Apprendre le verlan et l’argot français à des étudiants de première année est sans nul doute une expérience inédite. Optimiste et déterminée, je décide de leur faire voir un extrait (5min) de L’Esquive pour qu’ils perçoivent, ne serait ce qu’auditivement, la différence entre la langue de Marivaux et la langue argotique-de-la-téci.
Après une bonne demi heure d’installation du matériel -toujours très performant, pour visionner notre film, on commence. Je m’en doutais ils n’ont rien pigé, mais ont tout de même réussi à reconnaitre et à noter certains mots qu’ils reconnaissaient. S’ensuit donc une explication/traduction de la langue: d’une part celle de Marivaux (“Non ma mie, je ne puis souffrir un tel regard”, alexandrin s’il vous plait) et de l’argot (vas-y ouala espece d’grosse salope j’vais t’niquer ta gueule”).

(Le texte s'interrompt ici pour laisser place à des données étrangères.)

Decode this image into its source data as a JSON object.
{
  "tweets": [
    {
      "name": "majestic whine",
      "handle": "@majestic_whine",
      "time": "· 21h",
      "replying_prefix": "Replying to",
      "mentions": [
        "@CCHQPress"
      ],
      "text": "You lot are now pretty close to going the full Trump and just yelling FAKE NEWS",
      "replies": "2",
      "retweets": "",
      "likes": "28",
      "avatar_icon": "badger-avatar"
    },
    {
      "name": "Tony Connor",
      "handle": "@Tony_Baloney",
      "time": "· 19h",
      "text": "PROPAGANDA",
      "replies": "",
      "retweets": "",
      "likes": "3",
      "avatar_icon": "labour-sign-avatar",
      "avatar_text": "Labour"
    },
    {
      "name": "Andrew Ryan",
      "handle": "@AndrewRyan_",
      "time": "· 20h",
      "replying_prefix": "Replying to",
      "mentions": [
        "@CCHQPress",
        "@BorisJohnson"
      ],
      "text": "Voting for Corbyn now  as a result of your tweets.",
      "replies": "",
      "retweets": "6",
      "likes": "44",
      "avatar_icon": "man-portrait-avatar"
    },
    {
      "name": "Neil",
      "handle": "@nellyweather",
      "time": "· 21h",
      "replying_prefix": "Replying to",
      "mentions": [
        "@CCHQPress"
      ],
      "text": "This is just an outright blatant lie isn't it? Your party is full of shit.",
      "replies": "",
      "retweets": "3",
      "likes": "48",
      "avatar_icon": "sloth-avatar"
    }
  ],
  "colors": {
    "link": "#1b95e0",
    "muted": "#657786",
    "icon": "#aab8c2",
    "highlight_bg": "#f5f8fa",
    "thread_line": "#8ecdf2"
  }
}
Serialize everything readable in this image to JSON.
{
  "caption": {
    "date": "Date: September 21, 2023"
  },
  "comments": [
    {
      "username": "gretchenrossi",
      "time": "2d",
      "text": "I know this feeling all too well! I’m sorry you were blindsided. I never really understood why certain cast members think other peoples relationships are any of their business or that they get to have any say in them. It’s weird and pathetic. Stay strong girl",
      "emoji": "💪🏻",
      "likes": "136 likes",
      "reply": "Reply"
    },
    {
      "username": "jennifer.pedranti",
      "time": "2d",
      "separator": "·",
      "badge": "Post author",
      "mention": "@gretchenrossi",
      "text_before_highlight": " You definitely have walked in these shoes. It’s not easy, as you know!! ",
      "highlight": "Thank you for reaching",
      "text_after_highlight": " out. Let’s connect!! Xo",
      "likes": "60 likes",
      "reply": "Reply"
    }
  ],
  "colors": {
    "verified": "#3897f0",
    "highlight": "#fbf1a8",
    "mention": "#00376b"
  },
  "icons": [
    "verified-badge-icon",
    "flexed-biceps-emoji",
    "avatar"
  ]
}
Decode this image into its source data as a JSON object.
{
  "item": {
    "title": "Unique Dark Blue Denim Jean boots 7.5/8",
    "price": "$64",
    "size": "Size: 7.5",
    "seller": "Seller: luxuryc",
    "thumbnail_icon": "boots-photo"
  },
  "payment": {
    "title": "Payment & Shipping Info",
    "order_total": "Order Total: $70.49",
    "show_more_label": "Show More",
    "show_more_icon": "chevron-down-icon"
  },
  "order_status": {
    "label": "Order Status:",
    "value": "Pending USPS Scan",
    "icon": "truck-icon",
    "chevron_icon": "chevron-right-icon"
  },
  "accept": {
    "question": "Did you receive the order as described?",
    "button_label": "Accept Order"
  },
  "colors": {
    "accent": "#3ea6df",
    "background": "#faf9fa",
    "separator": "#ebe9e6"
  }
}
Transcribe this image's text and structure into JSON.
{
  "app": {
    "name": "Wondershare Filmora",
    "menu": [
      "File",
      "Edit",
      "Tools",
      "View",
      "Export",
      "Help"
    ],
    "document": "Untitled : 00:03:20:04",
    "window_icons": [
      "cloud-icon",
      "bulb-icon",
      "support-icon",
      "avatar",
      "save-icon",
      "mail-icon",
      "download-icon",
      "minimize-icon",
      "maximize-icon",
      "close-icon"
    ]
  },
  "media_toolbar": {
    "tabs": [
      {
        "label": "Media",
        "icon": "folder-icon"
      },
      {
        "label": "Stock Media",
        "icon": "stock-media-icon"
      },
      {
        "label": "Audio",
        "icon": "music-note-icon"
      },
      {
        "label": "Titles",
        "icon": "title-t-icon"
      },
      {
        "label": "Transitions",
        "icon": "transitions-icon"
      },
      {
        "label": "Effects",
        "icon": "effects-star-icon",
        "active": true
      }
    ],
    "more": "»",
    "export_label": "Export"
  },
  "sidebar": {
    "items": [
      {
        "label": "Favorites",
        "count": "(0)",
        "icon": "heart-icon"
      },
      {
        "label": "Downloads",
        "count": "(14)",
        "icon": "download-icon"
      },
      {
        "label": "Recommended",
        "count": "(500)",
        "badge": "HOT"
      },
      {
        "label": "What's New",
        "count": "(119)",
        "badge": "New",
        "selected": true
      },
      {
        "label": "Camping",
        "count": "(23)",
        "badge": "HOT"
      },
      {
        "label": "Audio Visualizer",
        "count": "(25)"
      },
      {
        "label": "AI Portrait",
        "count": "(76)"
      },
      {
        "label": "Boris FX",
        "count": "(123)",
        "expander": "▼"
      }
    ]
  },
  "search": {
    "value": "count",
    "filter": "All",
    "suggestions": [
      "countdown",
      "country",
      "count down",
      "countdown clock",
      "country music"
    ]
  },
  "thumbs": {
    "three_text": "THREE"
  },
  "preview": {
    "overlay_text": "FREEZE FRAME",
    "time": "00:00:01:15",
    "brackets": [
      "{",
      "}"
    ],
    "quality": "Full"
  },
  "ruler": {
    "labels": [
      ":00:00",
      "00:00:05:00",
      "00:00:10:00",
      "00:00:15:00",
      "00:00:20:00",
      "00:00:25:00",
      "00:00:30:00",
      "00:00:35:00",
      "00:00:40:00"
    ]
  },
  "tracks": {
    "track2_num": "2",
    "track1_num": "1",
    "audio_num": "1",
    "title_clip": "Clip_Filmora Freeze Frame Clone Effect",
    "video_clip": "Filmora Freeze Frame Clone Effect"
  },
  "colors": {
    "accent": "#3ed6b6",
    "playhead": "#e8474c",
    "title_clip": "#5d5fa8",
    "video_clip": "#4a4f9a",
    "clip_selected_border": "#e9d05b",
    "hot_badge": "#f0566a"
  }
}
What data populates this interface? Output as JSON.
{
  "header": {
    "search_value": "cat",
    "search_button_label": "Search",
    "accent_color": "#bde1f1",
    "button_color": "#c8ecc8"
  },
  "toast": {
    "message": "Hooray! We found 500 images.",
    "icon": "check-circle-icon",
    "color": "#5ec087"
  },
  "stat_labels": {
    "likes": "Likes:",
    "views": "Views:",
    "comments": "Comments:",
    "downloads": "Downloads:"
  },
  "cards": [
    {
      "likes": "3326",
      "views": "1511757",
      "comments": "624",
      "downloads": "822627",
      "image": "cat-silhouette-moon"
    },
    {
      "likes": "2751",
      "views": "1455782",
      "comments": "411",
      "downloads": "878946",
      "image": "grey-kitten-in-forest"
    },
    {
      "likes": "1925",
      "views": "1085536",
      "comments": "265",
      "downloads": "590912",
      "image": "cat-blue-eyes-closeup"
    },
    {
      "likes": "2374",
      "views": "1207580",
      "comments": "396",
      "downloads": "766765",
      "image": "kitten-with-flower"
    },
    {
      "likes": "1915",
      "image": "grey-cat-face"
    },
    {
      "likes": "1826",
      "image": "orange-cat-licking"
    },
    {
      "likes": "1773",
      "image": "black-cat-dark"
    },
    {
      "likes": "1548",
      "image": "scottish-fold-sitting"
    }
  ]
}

Sachant que chacun des personnage du film ponctue ses phrases par “putain mon frère” ou “vas-y nique ta mère ouala” et que mes étudiants sont bien curieux me voila en train, en plein de cours de civilisation, de leur expliquer plein de jolis mots.
Ce que j’avais oublié de prévoir c’etait les erreurs de construction. Certes je me doutais qu’ils allaient, à la suite de ce magnifique cours, répéter en sortant “nique ta mere” ou “va te faire fouttre enculé”, mais je n’avais pas songé aux erreurs. Si bien que “dégage” fut construit comme “casse toi”: d’où “dégage toi” ou encore “va te faire fouttre qui est devenu “fouttre ton” et perle des perles: “je vais te fouttre”. D’où une nécessaire reprise, donc de nouveaux rires et de multiples essais.
Les voila fluent en gros mots. Reste a voir le verlan (semaine prochaine!). Seul hic: je ne peux plus dire “merde” ou “putain” en cours sans me faire griller. Et merde.